Question to the brain

Anjan Chatterjee, chief of neurology at the Pennsylvania Hospital in Philadelphia, USA
: This question is difficult to answer. Because how can you research that? You could test young people's creative abilities and see who becomes an artist. But they could just as easily become scientists or engineers - because they also need creativity. Only the expression of their creativity differs. It is hardly possible to define how this creativity differs itself. We are currently in the process of researching the extent to which people are creative regardless of their profession. Where are the corresponding processes in the brain? First we need to clarify the phase that we want to investigate. In the early stages of a creative process, people begin to look for a solution to a task or a question. By the way, this is not so different in art than in science. Think, for example, of artists like Picasso, who helped found cubism. He was looking for a solution to a tricky problem: to represent three dimensions in two dimensions.

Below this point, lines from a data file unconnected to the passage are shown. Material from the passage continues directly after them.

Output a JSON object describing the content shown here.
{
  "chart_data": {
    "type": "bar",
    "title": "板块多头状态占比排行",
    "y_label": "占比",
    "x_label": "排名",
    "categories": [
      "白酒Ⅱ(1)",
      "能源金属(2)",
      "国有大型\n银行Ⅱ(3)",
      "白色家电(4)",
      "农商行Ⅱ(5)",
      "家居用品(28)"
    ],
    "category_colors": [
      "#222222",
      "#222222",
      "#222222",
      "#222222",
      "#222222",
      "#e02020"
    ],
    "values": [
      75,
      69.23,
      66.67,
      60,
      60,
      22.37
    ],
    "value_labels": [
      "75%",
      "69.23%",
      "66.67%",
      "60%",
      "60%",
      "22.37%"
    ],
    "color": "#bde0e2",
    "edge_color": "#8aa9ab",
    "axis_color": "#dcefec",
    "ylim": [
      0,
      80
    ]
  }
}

This initial phase could be a vehicle through which creativity becomes visible. There are first insights into the mechanisms that take place in the brain. People often state that they need a lower level of arousal when immersed in a creative process. We observe that people often find the solution to a tricky problem when, for example, they are falling asleep or waking up, when the brain is relatively calm and they are not consciously thinking. Then they suddenly have this “aha” moment, which can actually be observed in the EEG: parallel to this moment, a specific activity is evident in the right temporal cortex. But one must not assume that creativity is at home there. It takes place in many different regions that are connected in networks. We were only able to locate this moment there, which is considered the key to creativity.

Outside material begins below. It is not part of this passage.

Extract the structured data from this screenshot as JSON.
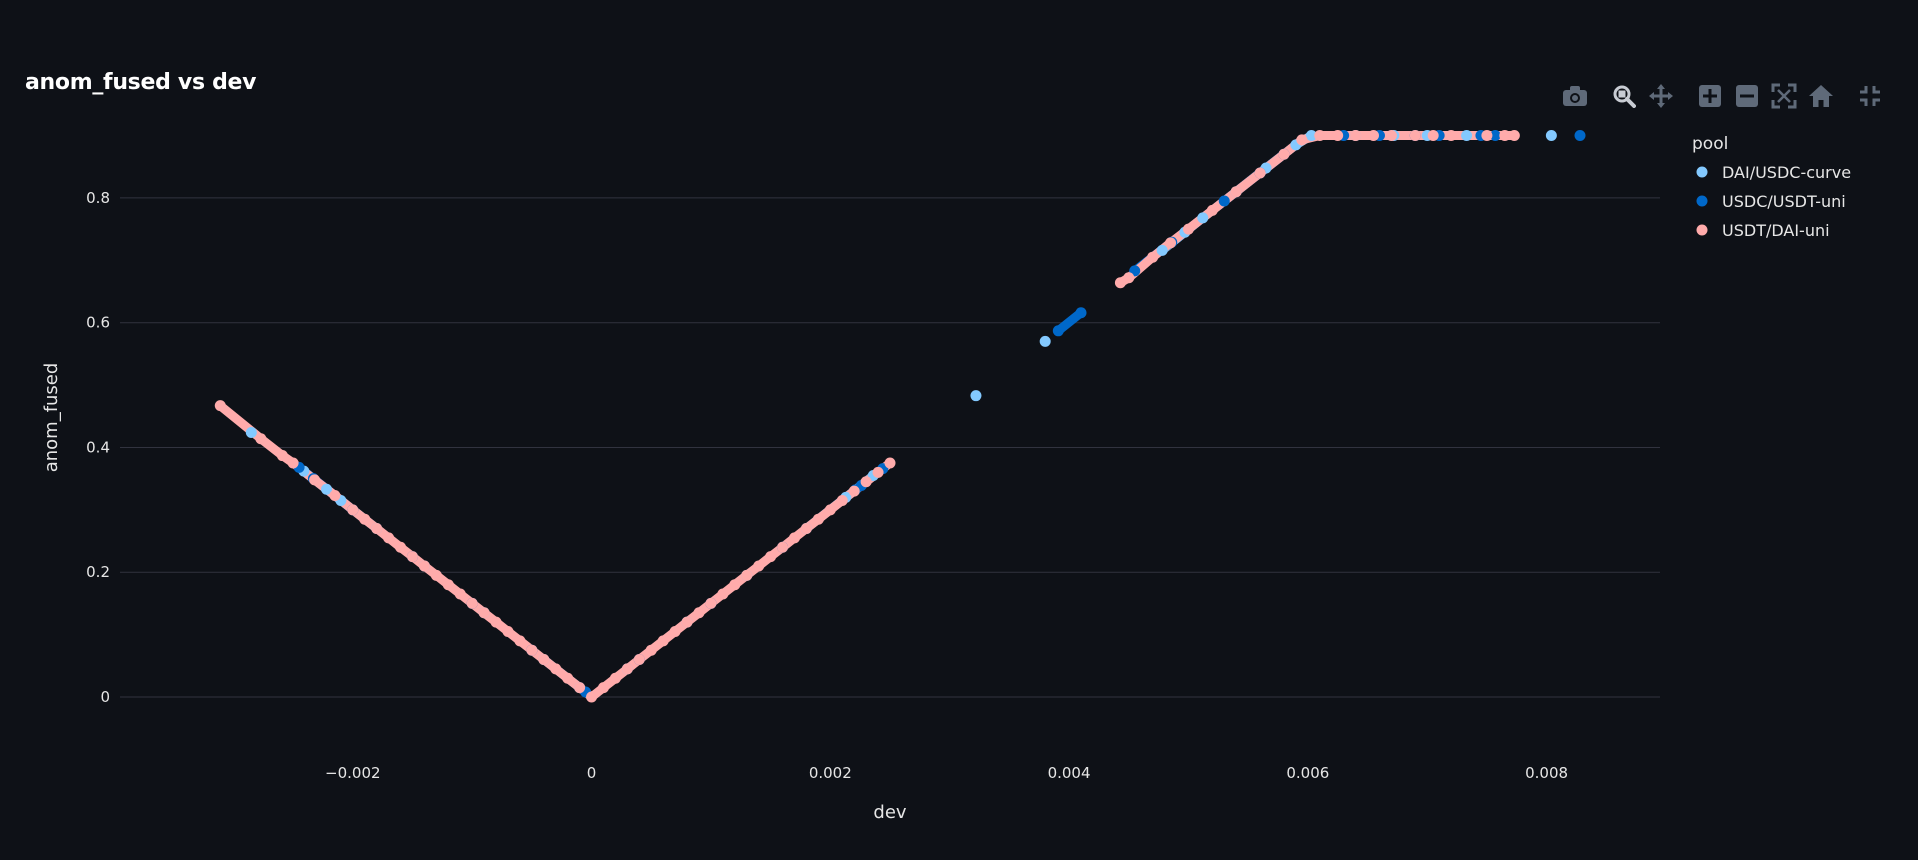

We differentiate between two forms of creativity: we need convergent creativity to find common ground for many different elements, divergent creativity describes the opposite process: when you have an object - for example a pen - and try to do as many different things as possible with it . While the right temporal cortex seems to be important for the aha moment as part of the convergent creativity, we have observed that an inhibition of the left frontal cortex often supports the divergent creativity. We know this from our clinical experience: Patients with frontotemporal dementia, a disease related to Alzheimer's, often discover their creative streak at a certain stage and, for example, start painting. The disease attacks parts of your frontal cortex.

So maybe the frontal cortex is blocking other regions in the brain that would allow more artistic creativity. Transcranial magnetic stimulation can suppress external neural activity. Test subjects whose left frontal cortex was inhibited with it painted more creative pictures in the experiment than without the stimulation. Do artists have a more creative brain? I rather suspect that particularly creative people can deliberately slow down this part of the brain.

As you can see, we don't know too much about creativity. Experimentally researching these processes in the brain is difficult, because you have to artificially create creative moments.